Experiment 1
Reflection and Refraction
Overview: These instructions will first provide basic information on how to
set-up and use the ripple tank. Then you will make a few simple measurements and
answer a couple questions.
WARNING: If you suffer from photosensitive epilepsy, you should inform the
instructor and not be present during this lab.
Equipment:
Tanks: About 800 cm3 of water will produce a depth of 5 mm.
Yellow plastic barriers: These are about 5 mm thick.
Light source: Often the shadows of waves are easier to see and measure than the
waves themselves. But the shadows are larger than the actual waves, there are two
ways to correct for this:
(1) If t is the distance from the light to the tank and s is the distance from the light to
the shadows, the shadow waves are larger by a factor of (s/t). Multiplying shadow
lengths by (t/s) will give the actual lengths in the tank.

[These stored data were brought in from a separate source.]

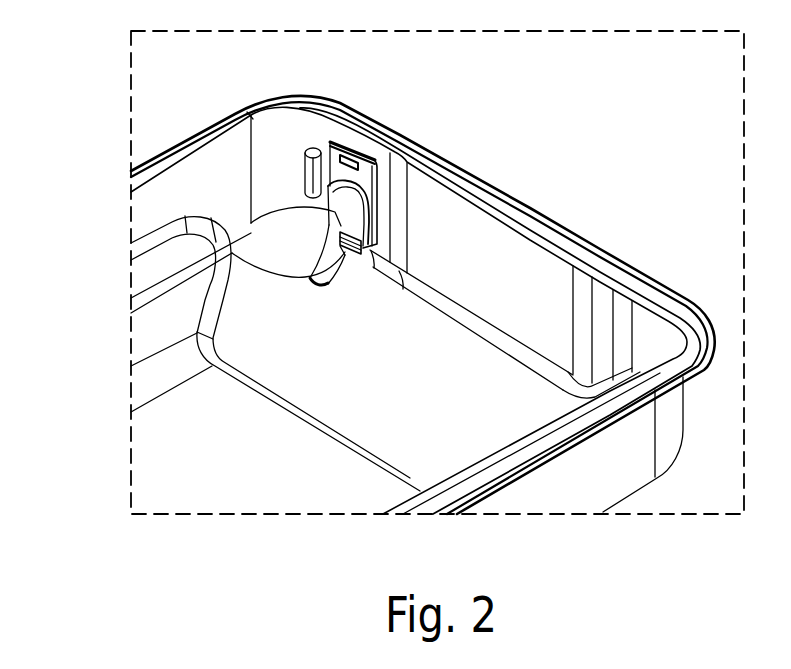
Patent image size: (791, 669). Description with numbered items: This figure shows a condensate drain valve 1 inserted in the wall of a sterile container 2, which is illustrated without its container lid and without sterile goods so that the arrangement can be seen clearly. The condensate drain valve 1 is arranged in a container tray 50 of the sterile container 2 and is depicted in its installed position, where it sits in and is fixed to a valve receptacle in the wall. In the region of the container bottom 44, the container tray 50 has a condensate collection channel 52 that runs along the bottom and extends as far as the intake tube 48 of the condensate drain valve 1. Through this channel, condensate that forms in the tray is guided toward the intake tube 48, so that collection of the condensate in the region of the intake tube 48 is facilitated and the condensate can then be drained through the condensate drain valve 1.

The condensate drain valve 1 is at (362, 154).
The sterile container 2 is at (631, 186).
The container bottom 44 is at (400, 362).
The intake tube 48 is at (243, 260).
The container tray 50 is at (645, 281).
The condensate collection channel 52 is at (236, 332).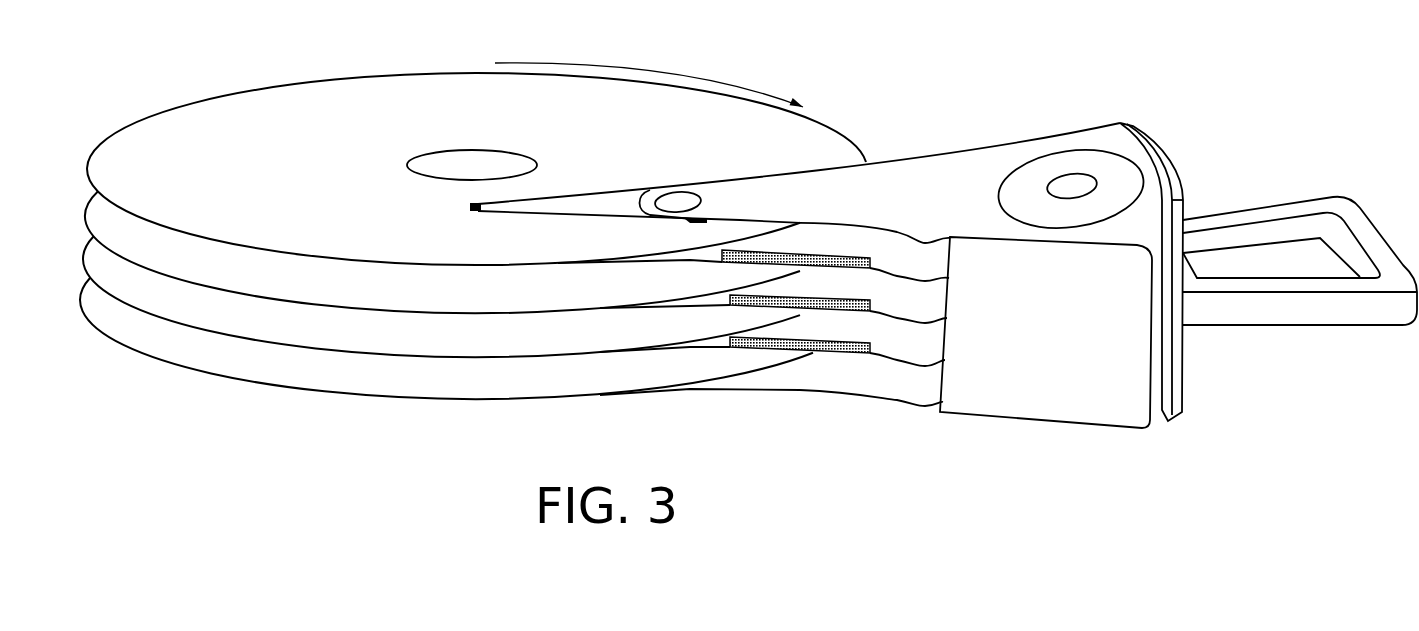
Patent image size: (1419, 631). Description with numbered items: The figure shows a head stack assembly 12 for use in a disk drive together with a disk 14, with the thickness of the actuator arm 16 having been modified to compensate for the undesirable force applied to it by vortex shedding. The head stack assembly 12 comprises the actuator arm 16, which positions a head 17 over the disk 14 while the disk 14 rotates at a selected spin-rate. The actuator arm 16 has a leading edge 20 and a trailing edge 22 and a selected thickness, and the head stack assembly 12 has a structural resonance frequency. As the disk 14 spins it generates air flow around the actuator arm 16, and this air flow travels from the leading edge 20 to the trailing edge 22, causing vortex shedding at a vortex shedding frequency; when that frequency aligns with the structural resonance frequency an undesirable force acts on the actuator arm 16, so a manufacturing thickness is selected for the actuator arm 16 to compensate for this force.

The head stack assembly 12 is at (946, 103).
The disk 14 is at (210, 106).
The actuator arm 16 is at (923, 243).
The head 17 is at (478, 212).
The leading edge 20 is at (895, 170).
The trailing edge 22 is at (899, 229).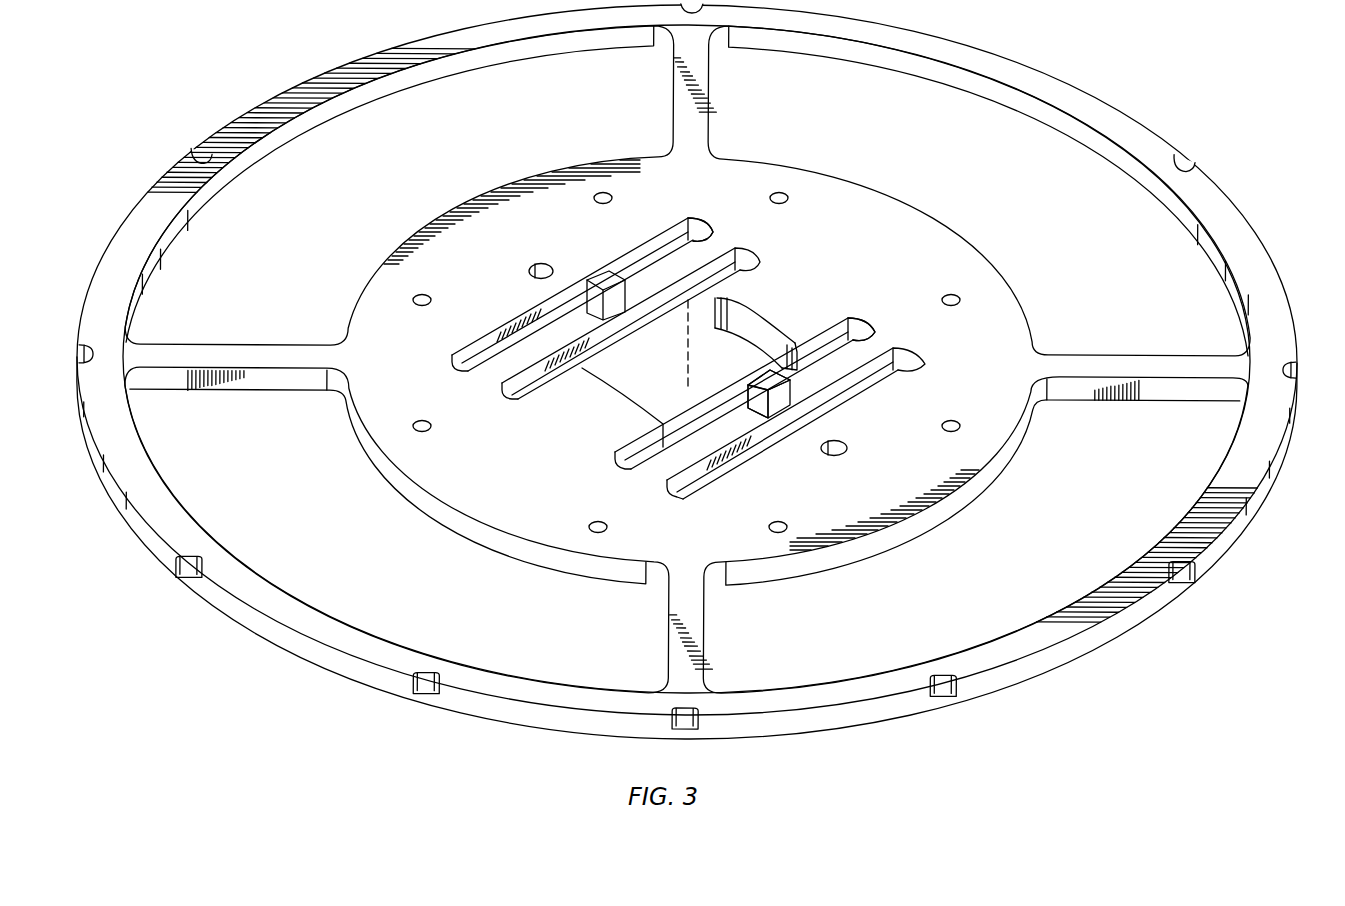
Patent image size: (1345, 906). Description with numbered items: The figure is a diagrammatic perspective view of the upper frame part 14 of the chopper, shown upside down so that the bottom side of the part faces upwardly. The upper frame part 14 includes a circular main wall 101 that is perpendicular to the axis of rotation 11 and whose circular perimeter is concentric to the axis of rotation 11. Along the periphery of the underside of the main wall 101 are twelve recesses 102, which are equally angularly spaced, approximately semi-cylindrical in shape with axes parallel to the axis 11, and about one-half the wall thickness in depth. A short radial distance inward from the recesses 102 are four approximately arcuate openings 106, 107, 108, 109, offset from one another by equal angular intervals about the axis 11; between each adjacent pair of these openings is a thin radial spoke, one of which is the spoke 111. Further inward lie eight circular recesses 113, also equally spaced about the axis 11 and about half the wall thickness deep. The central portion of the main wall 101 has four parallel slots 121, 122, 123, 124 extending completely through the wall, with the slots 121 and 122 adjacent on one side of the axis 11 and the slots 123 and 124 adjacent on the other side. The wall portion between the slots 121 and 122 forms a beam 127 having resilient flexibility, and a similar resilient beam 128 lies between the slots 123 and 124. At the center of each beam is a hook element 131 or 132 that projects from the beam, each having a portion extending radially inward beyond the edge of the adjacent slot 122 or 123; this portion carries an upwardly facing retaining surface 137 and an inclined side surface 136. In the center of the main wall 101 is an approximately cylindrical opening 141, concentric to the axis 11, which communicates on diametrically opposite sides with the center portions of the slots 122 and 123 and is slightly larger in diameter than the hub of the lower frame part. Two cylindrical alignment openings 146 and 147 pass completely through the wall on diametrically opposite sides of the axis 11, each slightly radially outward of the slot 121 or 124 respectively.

The upper frame part 14 is at (1264, 254).
The main wall 101 is at (889, 250).
The recesses 102 is at (175, 566).
The opening 106 is at (383, 637).
The opening 107 is at (995, 640).
The opening 108 is at (1052, 118).
The opening 109 is at (311, 124).
The radial spoke 111 is at (676, 116).
The circular recesses 113 is at (953, 413).
The slot 121 is at (498, 327).
The slot 122 is at (502, 378).
The slot 123 is at (620, 450).
The slot 124 is at (660, 480).
The beam 127 is at (720, 242).
The beam 128 is at (885, 340).
The hook element 131 is at (603, 285).
The hook element 132 is at (780, 407).
The inclined side surface 136 is at (747, 387).
The retaining surface 137 is at (747, 404).
The opening 141 is at (753, 327).
The alignment opening 146 is at (528, 270).
The alignment opening 147 is at (840, 440).
The axis of rotation 11 is at (687, 365).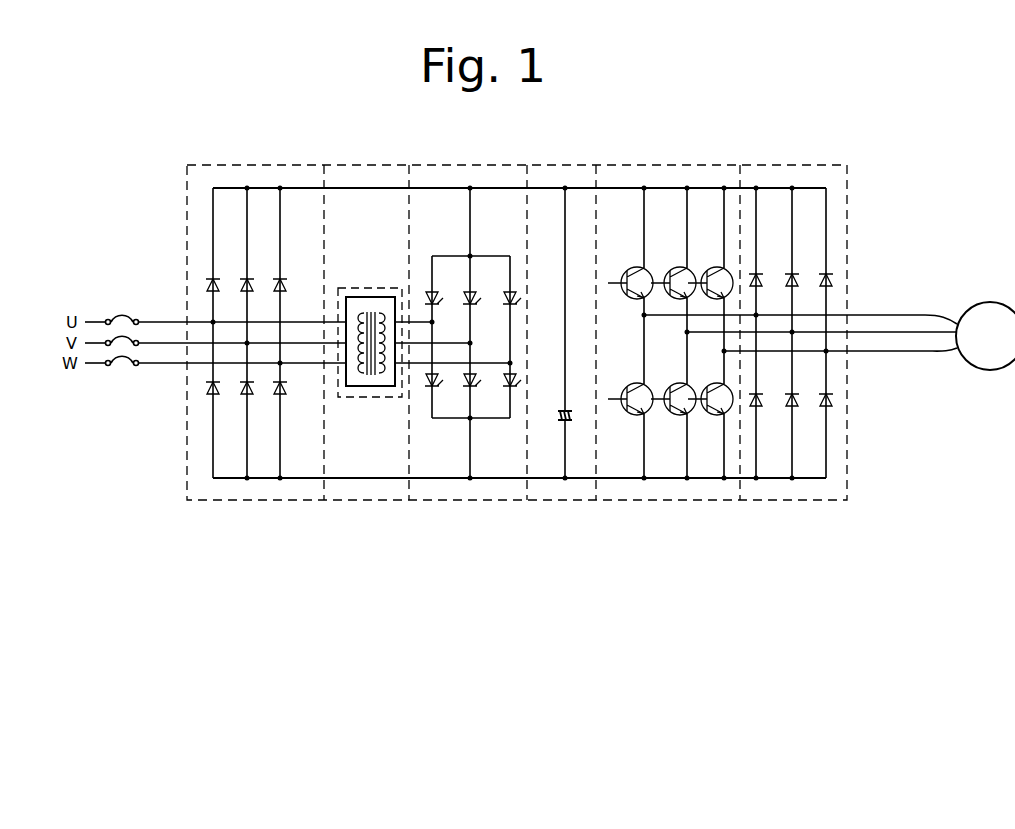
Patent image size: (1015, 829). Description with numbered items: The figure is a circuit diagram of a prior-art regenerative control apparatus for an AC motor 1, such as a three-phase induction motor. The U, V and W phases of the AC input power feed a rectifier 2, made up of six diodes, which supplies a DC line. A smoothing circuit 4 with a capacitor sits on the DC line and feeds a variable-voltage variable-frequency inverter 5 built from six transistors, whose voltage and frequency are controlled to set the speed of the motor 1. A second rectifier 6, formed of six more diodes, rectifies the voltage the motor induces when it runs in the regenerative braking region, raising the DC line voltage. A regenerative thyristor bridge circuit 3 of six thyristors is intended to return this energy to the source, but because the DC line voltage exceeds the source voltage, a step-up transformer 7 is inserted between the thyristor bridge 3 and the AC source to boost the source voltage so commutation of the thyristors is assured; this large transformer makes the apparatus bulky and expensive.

The AC motor 1 is at (994, 302).
The rectifier 2 is at (218, 165).
The regenerative thyristor bridge circuit 3 is at (497, 165).
The smoothing circuit 4 is at (571, 165).
The variable-voltage variable-frequency inverter 5 is at (661, 165).
The rectifier 6 is at (772, 165).
The step-up transformer 7 is at (363, 288).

(2) The clear plastic ruler can be placed in the tank and measurements of the
shadow lengths using the ruler’s shadow will give correct centimeter lengths for the
waves in the tank.
Ripple Generator: The amplitude adjust changes how much the actuator arms move
up and down and hence the amplitude (height) of the generated waves. You will
want both arms set to the same amplitude.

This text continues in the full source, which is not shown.